I read this article as another great motivation for the need to carefully consider the functional design of the hardware-software interface for acceleration devices. For simple data-pumping or media-processing units, this looks easy. For something as complex as TCP/IP processing, it is not. I think the key is that for TCP, we have something that is much more like control-plane processing than data-plane processing, and that is harder to efficiently integrate between hardware and software. Also, there is not really that much work left to offload once data copies have been architected in the right way (and I read Mike’s article to say that we now know how to do this in a sufficently few-copies way that software is close to optimal in architecture).
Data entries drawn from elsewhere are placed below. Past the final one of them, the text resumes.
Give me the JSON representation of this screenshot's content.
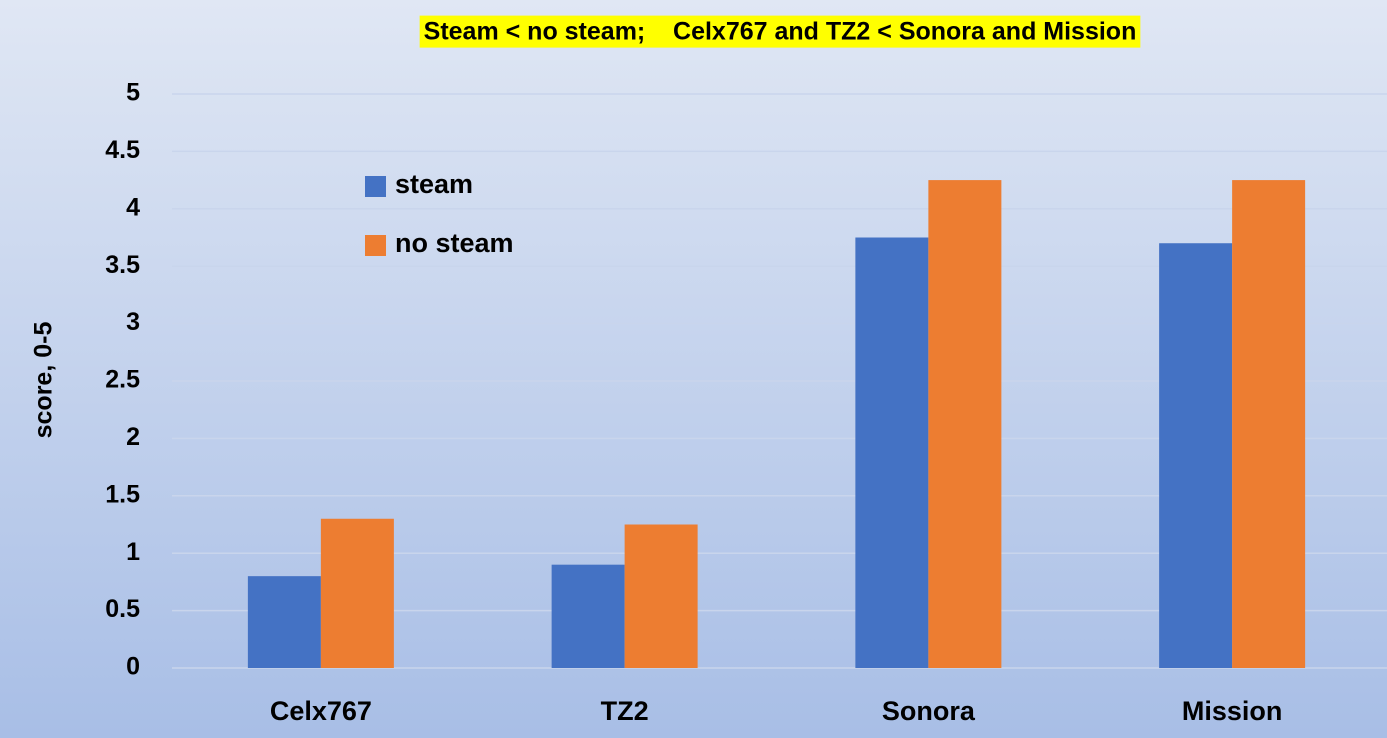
{
  "chart_data": {
    "type": "bar",
    "title": "Steam < no steam;    Celx767 and TZ2 < Sonora and Mission",
    "y_label": "score, 0-5",
    "categories": [
      "Celx767",
      "TZ2",
      "Sonora",
      "Mission"
    ],
    "series": [
      {
        "name": "steam",
        "color": "#4472c4",
        "values": [
          0.8,
          0.9,
          3.75,
          3.7
        ]
      },
      {
        "name": "no steam",
        "color": "#ed7d31",
        "values": [
          1.3,
          1.25,
          4.25,
          4.25
        ]
      }
    ],
    "ylim": [
      0,
      5
    ],
    "yticks": [
      0,
      0.5,
      1,
      1.5,
      2,
      2.5,
      3,
      3.5,
      4,
      4.5,
      5
    ],
    "grid": true,
    "legend": "upper left",
    "title_highlight": "#ffff00"
  }
}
From a market perspective, it would also indicate that the acceleration circuits that are in common use today are by definition those that make sense. Having hardware-accelerated graphics and video decoders does seem to help build more efficient and attractive computer systems, as do cryptography accelerators. With this view, it will be interesting to see which of all the accelerators found in modern networking SoCs like those from Freescale and Cavium will survive the test of time. I am willing to put a small bet that pattern-matching engines for traffic inspection is one of them. Apart from that, hard to say.

So go read that article before you start designing your next brilliant accelerator for a common expensive operation.

It also reminds me of a whitepaper I wrote early this year on how to evaluate performance of a hardware accelerator in the context of a full system with a full software stack, considering the details of the hardware-software interface.